Enéas Xavier de Oliveira Jr.
Nas últimas semanas, o Conselho
Municipal de Defesa do Meio Ambiente de Piracicaba (COMDEMA) ocupou
posição de destaque na cena política e jurídica do município. O motivo foi a
apresentação do Projeto de Lei Complementar nº 16/2025,
encaminhado pelo Poder Executivo, que busca alterar profundamente a composição
e a estrutura diretiva do colegiado. A proposta pretende ampliar de três para
dezoito o número de representantes do Executivo no Conselho e retirar da
sociedade civil a prerrogativa de eleger a presidência e a vice-presidência,
entregando tais cargos diretamente ao governo municipal.
Essa iniciativa gerou imediata reação da sociedade civil organizada, de entidades representativas, da Comissão do Meio Ambiente da OAB de Piracicaba, do Ministério Público do Estado de São Paulo e também do próprio COMDEMA. A justificativa oficial da Prefeitura sustenta que a modificação teria como finalidade assegurar a chamada “paridade” entre governo e sociedade civil, argumento que tem sido amplamente contestado por se apoiar em números frágeis e desconsiderar a estrutura histórica de predominância social prevista na Lei Complementar nº 251/2010.

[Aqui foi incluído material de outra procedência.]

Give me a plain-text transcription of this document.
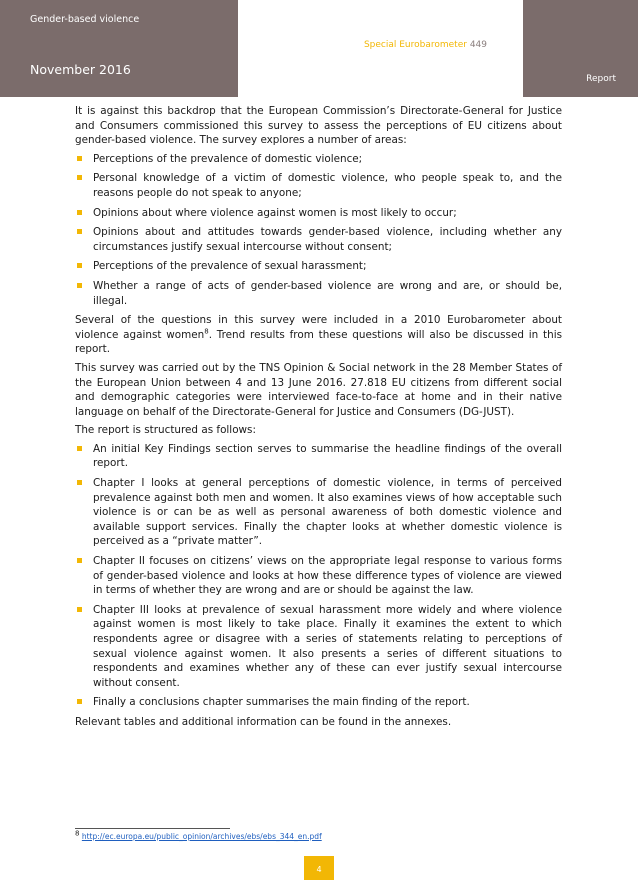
Gender-based violence
November 2016
Special Eurobarometer 449
Report

It is against this backdrop that the European Commission’s Directorate-General for Justice and Consumers commissioned this survey to assess the perceptions of EU citizens about gender-based violence. The survey explores a number of areas:

Perceptions of the prevalence of domestic violence;
Personal knowledge of a victim of domestic violence, who people speak to, and the reasons people do not speak to anyone;
Opinions about where violence against women is most likely to occur;
Opinions about and attitudes towards gender-based violence, including whether any circumstances justify sexual intercourse without consent;
Perceptions of the prevalence of sexual harassment;
Whether a range of acts of gender-based violence are wrong and are, or should be, illegal.

Several of the questions in this survey were included in a 2010 Eurobarometer about violence against women$^8$. Trend results from these questions will also be discussed in this report.

This survey was carried out by the TNS Opinion & Social network in the 28 Member States of the European Union between 4 and 13 June 2016. 27.818 EU citizens from different social and demographic categories were interviewed face-to-face at home and in their native language on behalf of the Directorate-General for Justice and Consumers (DG-JUST).

The report is structured as follows:

An initial Key Findings section serves to summarise the headline findings of the overall report.
Chapter I looks at general perceptions of domestic violence, in terms of perceived prevalence against both men and women. It also examines views of how acceptable such violence is or can be as well as personal awareness of both domestic violence and available support services. Finally the chapter looks at whether domestic violence is perceived as a “private matter”.
Chapter II focuses on citizens’ views on the appropriate legal response to various forms of gender-based violence and looks at how these difference types of violence are viewed in terms of whether they are wrong and are or should be against the law.
Chapter III looks at prevalence of sexual harassment more widely and where violence against women is most likely to take place. Finally it examines the extent to which respondents agree or disagree with a series of statements relating to perceptions of sexual violence against women. It also presents a series of different situations to respondents and examines whether any of these can ever justify sexual intercourse without consent.
Finally a conclusions chapter summarises the main finding of the report.

Relevant tables and additional information can be found in the annexes.

$^8$ http://ec.europa.eu/public_opinion/archives/ebs/ebs_344_en.pdf
4
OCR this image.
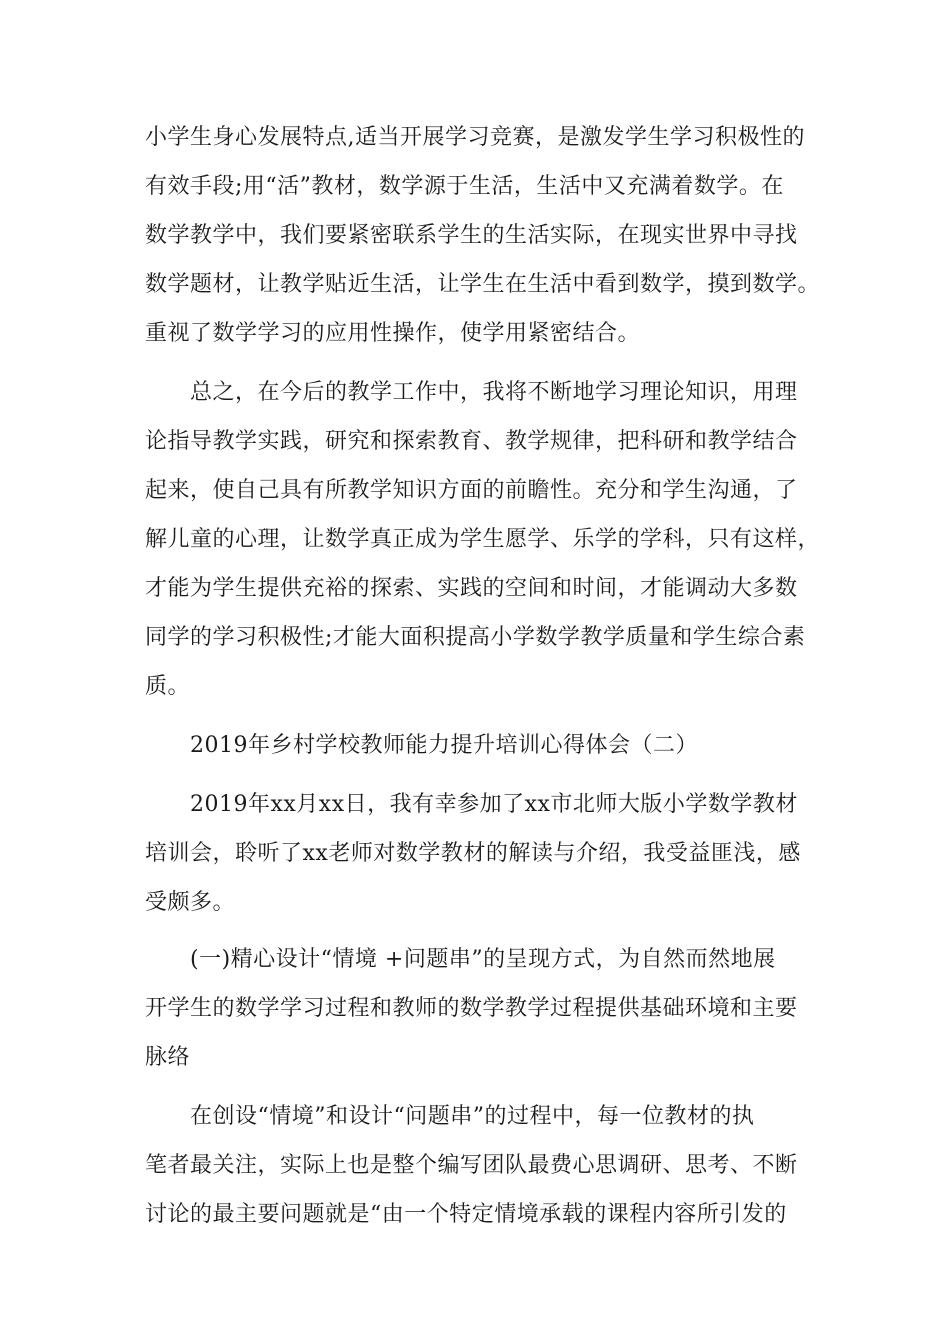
小学生身心发展特点,适当开展学习竞赛，是激发学生学习积极性的

有效手段;用“活”教材，数学源于生活，生活中又充满着数学。在

数学教学中，我们要紧密联系学生的生活实际，在现实世界中寻找

数学题材，让教学贴近生活，让学生在生活中看到数学，摸到数学。

重视了数学学习的应用性操作，使学用紧密结合。

总之，在今后的教学工作中，我将不断地学习理论知识，用理

论指导教学实践，研究和探索教育、教学规律，把科研和教学结合

起来，使自己具有所教学知识方面的前瞻性。充分和学生沟通，了

解儿童的心理，让数学真正成为学生愿学、乐学的学科，只有这样，

才能为学生提供充裕的探索、实践的空间和时间，才能调动大多数

同学的学习积极性;才能大面积提高小学数学教学质量和学生综合素

质。

2019年乡村学校教师能力提升培训心得体会（二）

2019年xx月xx日，我有幸参加了xx市北师大版小学数学教材

培训会，聆听了xx老师对数学教材的解读与介绍，我受益匪浅，感

受颇多。

(一)精心设计“情境 +问题串”的呈现方式，为自然而然地展

开学生的数学学习过程和教师的数学教学过程提供基础环境和主要

脉络

在创设“情境”和设计“问题串”的过程中，每一位教材的执

笔者最关注，实际上也是整个编写团队最费心思调研、思考、不断

讨论的最主要问题就是“由一个特定情境承载的课程内容所引发的
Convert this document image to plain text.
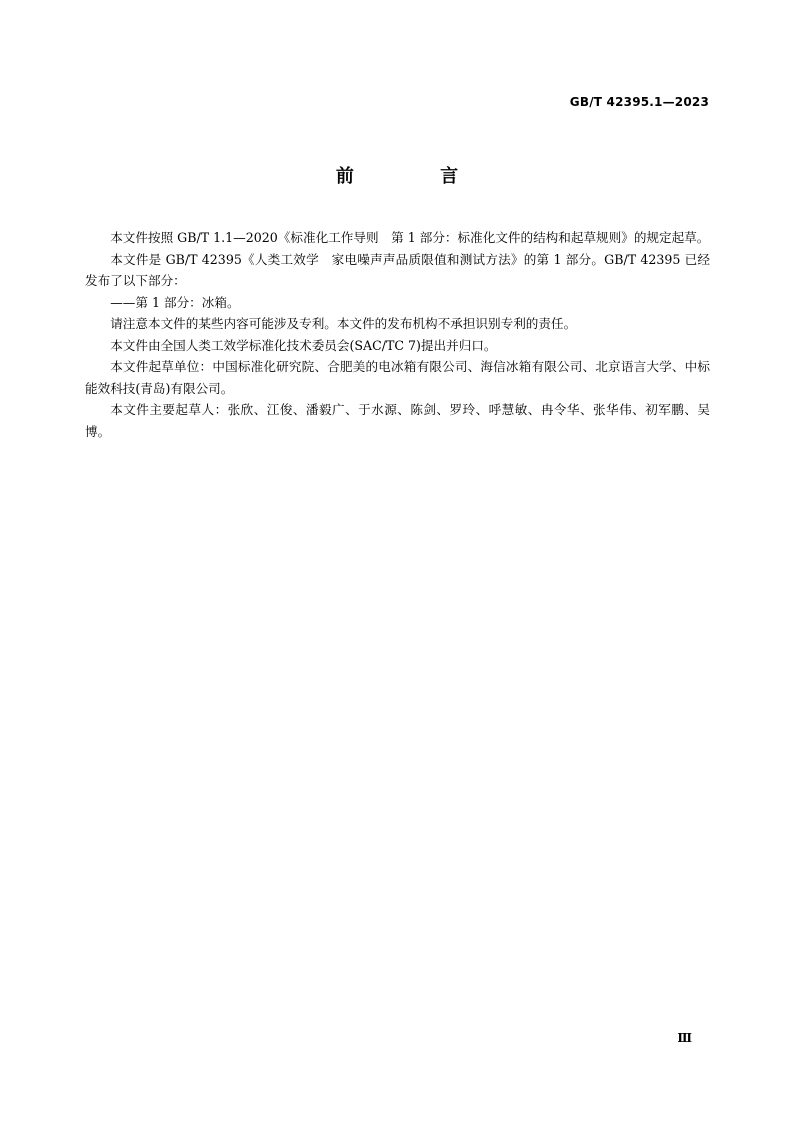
GB/T 42395.1—2023
前 言

本文件按照 GB/T 1.1—2020《标准化工作导则　第 1 部分：标准化文件的结构和起草规则》的规定起草。

本文件是 GB/T 42395《人类工效学　家电噪声声品质限值和测试方法》的第 1 部分。GB/T 42395 已经发布了以下部分：

——第 1 部分：冰箱。

请注意本文件的某些内容可能涉及专利。本文件的发布机构不承担识别专利的责任。

本文件由全国人类工效学标准化技术委员会(SAC/TC 7)提出并归口。

本文件起草单位：中国标准化研究院、合肥美的电冰箱有限公司、海信冰箱有限公司、北京语言大学、中标能效科技(青岛)有限公司。

本文件主要起草人：张欣、江俊、潘毅广、于水源、陈剑、罗玲、呼慧敏、冉令华、张华伟、初军鹏、吴博。

Ⅲ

O embate ganhou intensidade quando o projeto foi incluído na pauta de votação da Câmara de Vereadores no dia 11 de setembro de 2025. No entanto, após a emissão de uma Recomendação Administrativa do Ministério Público, que apontou riscos de retrocesso democrático e ambiental, o presidente da Câmara, vereador Rerlison Rezende (PSDB), decidiu retirar o PLC da ordem do dia. A sessão da Câmara foi marcada por forte mobilização social, com o plenário lotado – principalmente por assessores e indicados pelo Executivo na tentativa de inviabilizar a participação popular na Casa do Povo. Mesmo representantes da OAB e do COMDEMA enfrentaram dificuldades no acesso à Câmara. A retirada do projeto da pauta expôs a fragilidade política do PLC nº 16/2025 diante da pressão institucional e social, reforçando a importância da democracia participativa e da legitimidade histórica do COMDEMA como espaço de diálogo e fiscalização.
O Instituto Aimara destaca-se como um dos principais articuladores da resistência, produzindo fundamentação jurídica qualificada, mobilizando entidades parceiras e defendendo a preservação da autonomia do Conselho frente às tentativas de captura política. Nossa principal preocupação é a defesa da democracia ambiental e dos direitos de participação no COMDEMA, com a manutenção da sociedade piracicabana como protagonista do debate ambiental.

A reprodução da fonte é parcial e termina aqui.